Weltkunst von Buddha bis Picasso in Wuppertal

Von-der-Heydt-Museum

Cézannes "Liegender weiblicher Akt" hing über seinem Schreibtisch, ein früher van Gogh, das schmale Querformat "Kartoffelsetzen", über seinem Sofa. Der Bankier Eduard von der Heydt umgab sich mit Kunst. Mit einer ungewöhnlich üppigen Ausstellung feiert ihn das Von-der-Heydt-Museum in Wuppertal als bedeutendsten privaten deutschen Sammler der 20er- bis 40er-Jahre des 20. Jahrhunderts.

WUPPERTAL

von Von Bernd Aulich

, 25.09.2015 / Lesedauer: 2 min
Weltkunst von Buddha bis Picasso in Wuppertal

Paul Cézannes „Liegender weiblicher Akt“ hing über dem Schreibtisch von Eduard von der Heydt.

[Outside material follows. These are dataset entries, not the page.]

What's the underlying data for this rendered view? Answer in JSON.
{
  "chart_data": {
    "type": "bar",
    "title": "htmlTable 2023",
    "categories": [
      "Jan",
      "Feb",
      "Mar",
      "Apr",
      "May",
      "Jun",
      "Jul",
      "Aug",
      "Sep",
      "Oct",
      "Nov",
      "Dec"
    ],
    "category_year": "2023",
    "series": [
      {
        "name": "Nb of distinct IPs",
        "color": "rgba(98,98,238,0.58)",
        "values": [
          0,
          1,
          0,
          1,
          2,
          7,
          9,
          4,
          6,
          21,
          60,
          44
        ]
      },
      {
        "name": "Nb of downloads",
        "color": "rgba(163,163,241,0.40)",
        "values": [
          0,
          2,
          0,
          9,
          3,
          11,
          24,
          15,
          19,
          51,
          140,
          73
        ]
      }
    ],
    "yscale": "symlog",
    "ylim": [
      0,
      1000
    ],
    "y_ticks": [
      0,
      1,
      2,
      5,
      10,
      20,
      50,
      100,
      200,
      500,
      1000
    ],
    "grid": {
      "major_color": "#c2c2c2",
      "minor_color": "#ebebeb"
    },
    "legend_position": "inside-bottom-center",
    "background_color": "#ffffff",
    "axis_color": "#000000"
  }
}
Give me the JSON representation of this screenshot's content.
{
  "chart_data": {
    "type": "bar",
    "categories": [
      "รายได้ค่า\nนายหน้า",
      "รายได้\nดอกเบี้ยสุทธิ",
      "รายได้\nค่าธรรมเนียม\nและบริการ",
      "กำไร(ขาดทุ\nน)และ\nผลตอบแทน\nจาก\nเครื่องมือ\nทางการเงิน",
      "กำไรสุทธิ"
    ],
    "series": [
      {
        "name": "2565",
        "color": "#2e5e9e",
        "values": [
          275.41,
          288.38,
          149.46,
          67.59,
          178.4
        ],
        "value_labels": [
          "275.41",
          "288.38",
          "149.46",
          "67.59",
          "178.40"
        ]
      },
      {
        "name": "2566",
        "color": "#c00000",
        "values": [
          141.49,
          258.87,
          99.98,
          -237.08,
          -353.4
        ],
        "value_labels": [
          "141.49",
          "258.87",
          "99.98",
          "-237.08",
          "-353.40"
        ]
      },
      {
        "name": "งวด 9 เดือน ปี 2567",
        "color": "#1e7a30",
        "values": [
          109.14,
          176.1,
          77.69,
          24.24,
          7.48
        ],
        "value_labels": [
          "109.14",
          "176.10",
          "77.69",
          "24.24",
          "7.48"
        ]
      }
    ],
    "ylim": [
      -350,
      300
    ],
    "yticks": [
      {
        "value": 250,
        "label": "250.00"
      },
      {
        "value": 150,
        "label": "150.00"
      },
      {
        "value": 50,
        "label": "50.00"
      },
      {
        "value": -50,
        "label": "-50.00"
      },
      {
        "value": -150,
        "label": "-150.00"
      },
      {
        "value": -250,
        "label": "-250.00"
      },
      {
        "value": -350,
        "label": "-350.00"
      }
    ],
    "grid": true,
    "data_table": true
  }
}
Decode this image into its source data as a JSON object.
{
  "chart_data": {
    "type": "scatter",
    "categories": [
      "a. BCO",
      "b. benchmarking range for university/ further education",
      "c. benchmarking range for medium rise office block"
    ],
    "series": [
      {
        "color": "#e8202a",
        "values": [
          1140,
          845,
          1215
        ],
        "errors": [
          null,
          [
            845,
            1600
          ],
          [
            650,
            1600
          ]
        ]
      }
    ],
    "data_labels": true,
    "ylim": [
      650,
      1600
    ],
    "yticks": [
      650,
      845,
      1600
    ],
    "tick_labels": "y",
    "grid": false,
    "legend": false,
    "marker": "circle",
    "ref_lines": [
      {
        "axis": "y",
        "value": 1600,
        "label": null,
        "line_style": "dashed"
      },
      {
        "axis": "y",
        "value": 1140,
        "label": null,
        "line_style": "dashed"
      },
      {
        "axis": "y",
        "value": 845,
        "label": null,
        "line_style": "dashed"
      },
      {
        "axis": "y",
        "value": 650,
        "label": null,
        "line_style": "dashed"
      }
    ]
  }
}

Der angehende Bankier Eduard von der Heydt (1882-1964) war gerade mal 18 und noch Student der Rechts- und Rechtswissenschaften, als er sein erstes Gemälde erwarb. Einen Courbet. An Geld mangelte es dem Sohn aus reichem Hause ebenso wenig wie an Kunstverstand.

Sein Vater, der Bankier August von der Heydt, gründete 1902 das nach ihm benannte Museum im damals reichen Elberfeld. Mit seiner Vorliebe für niederländische und flämische Meister, aber auch für deutsche Expressionisten schuf er den Grundstock für die immense Sammlung dieses Hauses. Doch was wäre das Von-der-Heydt-Museum heute ohne die Fülle an Hochkarätigem, die sein Sohn Eduard zusammentrug?

Spitzenwerke

Sie umfasste 3000 Werke außereuropäischer Kunst und 500 europäische Gemälde und Skulpturen. Nur ein Zehntel, dafür lauter Spitzenwerke, zeigt die Ausstellung "Von Buddha bis Picasso - die Sammlung Eberhard von der Heydt". Und dennoch hat hier noch nie eine Ausstellung beide Obergeschosse und das Zwischengeschoss gefüllt.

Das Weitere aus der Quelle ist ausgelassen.